Die Komplementärmedizin in der Diskussion
Es passiert eher selten, dass eine Pressemitteilung zu direkten Reaktionen von BürgerInnen oder Debatten in Blogs führt. Meine Reaktion auf derartige Beiträge zur Pressemitteilung „Komplementärmedizin stärken – Impulse aus der Schweiz aufgreifen“ möchte ich Ihnen zur Verfügung stellen:
Es ist erstaunlich, welche Wellen meine Presseerklärung zum Schweizer Volksentscheid zur Komplementärmedizin schlägt.

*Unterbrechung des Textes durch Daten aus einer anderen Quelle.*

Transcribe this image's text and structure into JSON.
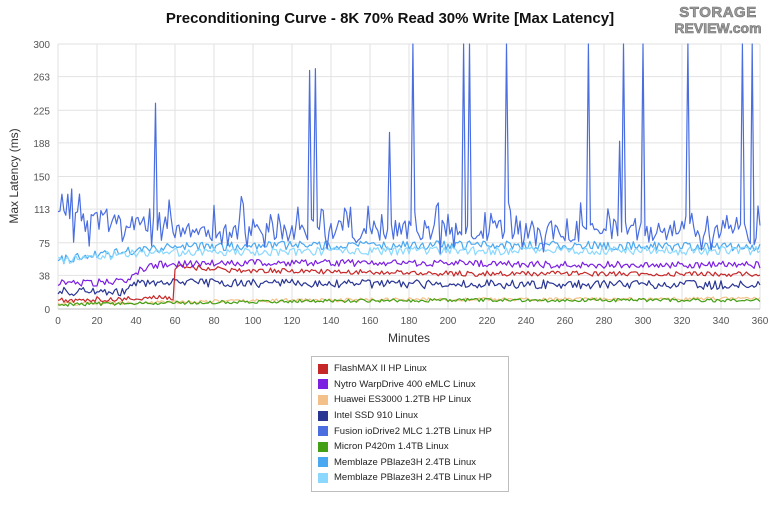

Ich hielt den Kulturkampf zwischen Schul- und Komplementärmedizin für beendet. Anliegen der Grünen und vieler Fachleute ist es, sich mit den Stärken und Schwächen der jeweiligen Ansätze auseinanderzusetzen. Das Interesse einer großen Zahl von PatientInnen ist es, von den Stärken aller Ansätze zu profitieren.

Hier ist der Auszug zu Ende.